THE FLOOR NUMBERS IN THE elevator climbed, and I held on to the guitar around my neck like it was a life raft, until PH lit up bright red. It wasn’t just the possible life-changing moment that had my sweaty palms clenching for solid ground, it was the fact that the elevator was going to open, Asher Reyes would smile at me, and I’d forget how to breathe—which wasn’t ideal when tasked with digging deep into my diaphragm to belt a folksy love ballad.

The elevator chimed, and I cleared my throat, reminding myself that I couldn’t let Asher melt me, because I was here to be a force of nature: a hurricane that he and his producer wouldn’t be able to look away from, not a puddle on the floor. I stepped into the airy industrial loft, with the smell of fresh roses and crisp lavender swirling in my lungs—thanks to the enormous vase of flowers on the marble kitchen island. All at once, Asher came into view, walking right by me, holding a steaming mug of tea as he crossed the living room.

“Hey,” I said.

He jumped, startled, spilling half the mug of tea on the front of his white linen button-down shirt.

“Shit.” I winced and ran to grab the hand towel hanging from the oven door.

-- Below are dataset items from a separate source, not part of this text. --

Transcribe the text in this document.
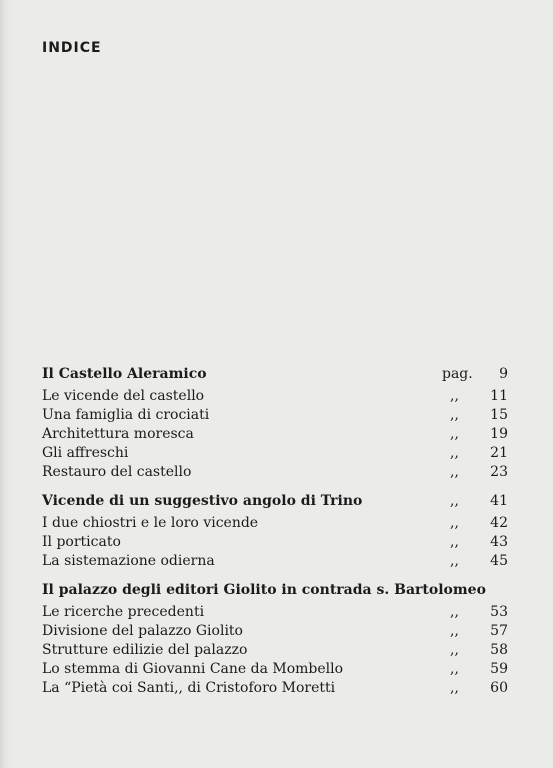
INDICE
Il Castello Aleramico	pag.	9
Le vicende del castello	,,	11
Una famiglia di crociati	,,	15
Architettura moresca	,,	19
Gli affreschi	,,	21
Restauro del castello	,,	23
Vicende di un suggestivo angolo di Trino	,,	41
I due chiostri e le loro vicende	,,	42
Il porticato	,,	43
La sistemazione odierna	,,	45
Il palazzo degli editori Giolito in contrada s. Bartolomeo
Le ricerche precedenti	,,	53
Divisione del palazzo Giolito	,,	57
Strutture edilizie del palazzo	,,	58
Lo stemma di Giovanni Cane da Mombello	,,	59
La “Pietà coi Santi,, di Cristoforo Moretti	,,	60
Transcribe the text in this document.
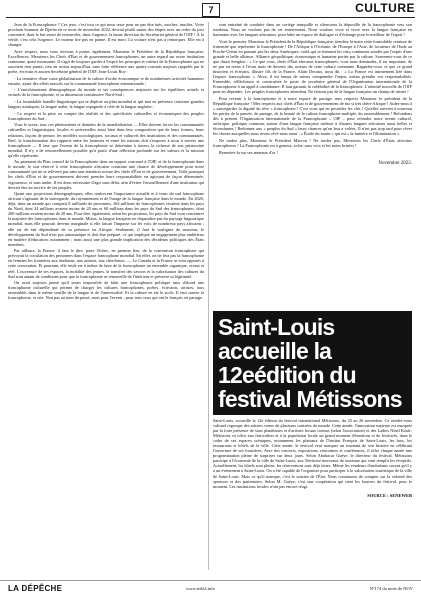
7	CULTURE

Jeux de la Francophonie ? Ces jeux, c'est tout ce qui nous reste pour ne pas être tués, moches, inutiles. Votre prochain Sommet de Djerba en ce mois de novembre 2022, devrait plutôt sauter des étapes avec un ordre du jour concentré, dont le but serait de renouveler, dans l'urgence, la haute direction du Secrétariat général de l'OIF ! À la vérité, c'est cela l'urgence. Le moteur tire pas en panne. Il est mort. La voiture n'est pas à remorquer. Elle est à changer.

Avec respect, nous vous incitons à porter, également, Monsieur le Président de la République française, Excellences, Messieurs les Chefs d'État et de gouvernement francophones, un autre regard sur notre institution commune, quasi moursante. Il s'agit de toujours garder à l'esprit les principes et valeurs de la Francophonie qui ne suscitent rien parmi, rien en action aujourd'hui, sans faire référence aux quatre constats majeurs rappelés par le poète, écrivain et ancien Secrétaire général de l'OIF, Jean-Louis Roy :

- La tentative d'une vaste globalisation de la culture d'ordre économique et de nombreuses activités humaines ensuite, ayant des effets massifs sur la communauté francophone internationale ;

- L'enrichissement démographique du monde et ses conséquences majeures sur les équilibres actuels et virtuels de la francophonie, et sa dimension constitutive Nord-Sud ;

- La formidable bataille linguistique qui se déploie au plan mondial et qui met en présence certaines grandes langues asiatiques, la langue arabe, la langue espagnole à côté de la langue anglaise ;

- Le respect et la prise en compte des réalités et des spécificités culturelles et économiques des peuples francophones du Sud ;

Vous le savez, tous ces phénomènes et données de la mondialisation — Elles doivent forcer les communautés culturelles et linguistiques, locales et universelles aussi bien dans leur composition que de leurs formes, leurs relations, façons de penser, les modèles sociologiques, sociaux et culturels des institutions et des communautés. Bref, la transformation des rapports entre les hommes et entre les nations doit s'imposer à nous à travers une francophonie — Il faut que l'avenir de la francophonie se détermine à travers la richesse de son patrimoine mondial. Il n'y a de renouvellement possible qu'à partir d'une réflexion profonde sur les valeurs et la mission qu'elle représente.

Au paiement du Plan conseil de la Francophonie dans un rapport concerné à l'OIF, et de la francophonie dans le monde, le sort réservé à cette francophonie africaine constitue une chance de développement pour notre communauté qui ne se relèvera pas sans une attention accrue des chefs d'État et de gouvernement. Voilà pourquoi les chefs d'État et de gouvernement doivent prendre leurs responsabilités en agissant de façon déterminée, vigoureuse, et sans tarder. Il est donc nécessaire d'agir sans délai, afin d'éviter l'essoufflement d'une institution qui devrait être au service de ses peuples.

Quant aux projections démographiques, elles renforcent l'importance actuelle et à venir du sud francophone africain s'agissant de la sauvegarde, du rayonnement et de l'usage de la langue française dans le monde. En 2020, déjà, dans un monde qui comptait 8 milliards de personnes, 164 millions de francophones vivaient dans les pays du Nord, dont 24 millions avaient moins de 20 ans et 60 millions dans les pays du Sud des francophones, dont 200 millions avaient moins de 20 ans. Pour dire, également, selon les projections, les pays du Sud vont concentrer la majorité des francophones dans le monde. Mieux, la langue française ne disparaîtra pas du paysage linguistique mondial, mais elle pourrait devenir marginale si elle faisait l'impasse sur les voix de nombreux pays africains ; elle est de fait dépendante de sa présence en Afrique. Seulement, il faut le souligner de nouveau, le développement du Sud n'est pas automatique et doit être préparé, ce qui implique un engagement plus ambitieux en matière d'éducation, notamment ; mais aussi une plus grande implication des décideurs politiques des États membres.

Par ailleurs, la France, il faut le dire, porte l'échec, en premier lieu, de la convention francophone qui prévoyait la circulation des personnes dans l'espace francophone mondial. En effet, on ne fera pas la francophonie en fermant les frontières aux étudiants, aux artistes, aux chercheurs. — Le Canada et la France se sont opposés à cette convention. Et pourtant, elle seule est à même de faire de la francophonie un ensemble organique, vivant et réel. L'ouverture de ses espaces, la mobilité des jeunes, le transfert des savoirs et la valorisation des cultures du Sud sont autant de conditions pour que la francophonie se renouvelle de l'intérieur et préserve sa légitimité.

On avait toujours pensé qu'il serait impossible de bâtir une francophonie politique sans d'abord une francophonie culturelle qui permet de charger les cultures francophones, poètes, écrivains, artistes, tous rassemblés dans le même souffle de la langue et de l'universalité. Et la culture en est le socle. Il faut sauver la francophonie, et vite. Non pas au nom du passé, mais pour l'avenir ; pour tous ceux qui ont le français en partage.

sont entraîné de conduire dans un cortège tranquille et silencieux la dépouille de la francophonie vers son tombeau. Nous ne voulons pas de cet enterrement. Nous voulons vivre et vivre avec la langue française en harmonie avec les langues africaines, pour bâtir un espace de dialogue et d'échange pour le meilleur de l'esprit !

Vous le premier, Monsieur le Président de la République française, tiendrez la main cette formidable ceinture de fraternité que représente la francophonie ! De l'Afrique à l'Océanie, de l'Europe à l'Asie, de locuteurs de l'Inde au Proche-Orient en passant par les deux Amériques, voilà qui se tiennent les cinq continents soudés par l'esprit d'une grande et belle alliance. Alliance géopolitique, économique et humaine portée par la culture. Souvenez-vous de ce que disait Senghor : « Ce que vous, chefs d'État africains francophones, vous nous demandez, il est important, de ne pas en rester à l'écart mais de devenir des acteurs de cette culture commune. Rappelez-vous ce que ce grand historien et écrivain, illustre fils de la France, Alain Decaux, nous dit : « La France est intimement liée dans l'espace francophone. » Alors, il est temps de mieux comprendre l'enjeu, mieux prendre vos responsabilités. Ensemble, réfléchissez et construisez le poste de secrétaire général de l'Organisation internationale de la Francophonie à un appel à candidature. Il faut garantir la crédibilité de la francophonie. L'identité nouvelle de l'OIF peut en dépendre. Les peuples francophones attendent. Ne faisons pas de la langue française un champ de ruines !

Pour revenir à la francophonie et à notre espace de partage, mes respects Monsieur le président de la République française ! Mes respects aux chefs d'État et de gouvernement de ma si très chère Afrique ! Aidez-nous à « sauvegarder la dignité du rêve » francophone ! C'est vous qui en possédez les clés ! Qu'elles ouvrent à nouveau les portes de la pensée, de partage, de la beauté de la culture francophone multiple, du rassemblement ! Refondons dès à présent l'Organisation internationale de la Francophonie – OIF – pour refonder notre avenir culturel, artistique, politique commun, autour d'une langue française métisse à d'autres langues africaines aussi belles et fécondantes ! Redonnez aux « peuples du Sud » leurs chances qu'on leur a volées. Il n'est pas trop tard pour rêver les choses auxquelles nous avons rêvé nous aussi : « Étoile du matin » qui est « la lumière et l'illumination ».

Ne tardez plus, Monsieur le Président Macron ! Ne tardez pas, Messieurs les Chefs d'États africains francophones ! La Francophonie est à genoux, siche, sans voix et les notes brisées !

Remettez-la sur ses anneaux d'or !

Novembre 2022.
Saint-Louis accueille la 12eédition du festival Métissons

Saint-Louis, accueille la 12e édition du festival international Métissons, du 25 au 26 novembre. Ce rendez-vous culturel regroupe des artistes venus de plusieurs contrées du monde. Cette année, l'innovation majeure est marquée par la forte présence de stars planétaires et d'artistes locaux connus (selon l'association) et des Ladies Ninel Kouk-Métissons va offrir aux festivaliers et à la population locale un grand moment d'émotions et de festivités, dans le cadre de ses espaces scéniques, notamment les plateaux de l'Institut Français de Saint-Louis, les bars, les restaurants et hôtels de la ville. Cette année, le festival veut marquer un tournant de son histoire en célébrant l'ouverture de ses frontières. Avec des concerts, expositions, rencontres et conférences, il offre chaque année une programmation pleine de surprises sur deux jours. Selon Abubacar Guèye, le directeur du festival, Métissons participe à l'économie de la ville de Saint-Louis, aux Territoire nouveaux de tourisme qui vont remplir les réceptifs. Actuellement, les hôtels sont pleins, les réservations sont déjà faites. Même les vendeurs d'ambulants savent qu'il y a un événement à Saint-Louis. On a été capable de l'organiser pour participer à la valorisation touristique de la ville de Saint-Louis. Mais ce qu'il manque, c'est le soutien de l'État. Nous continuons de compter sur la volonté des sponsors et des partenaires. Selon M. Guèye, c'est une coopération qui tient les bourses du festival, pour le moment. Les institutions locales n'ont pas encore réagi.

SOURCE : SENEWEB
LA DÉPÊCHE	www.ted24.info	Nº174 du mois de NOV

I don’t know what possessed me to press the towel onto his hard, pounding chest, without thinking about the consequences. But I did. I could feel his heart thumping beneath me, and my breathing slowed as I dared my eyes upward. It was worse than I could have imagined. He was staring fixedly at me, and I watched him swallow hard, golden eyes locked on mine. I sucked in my reddening cheeks, slowly removing my trembling fingers from his body, handing him the towel and backing away.

“Sorry.”

He stared at me, unblinking, holding the towel to his shirt.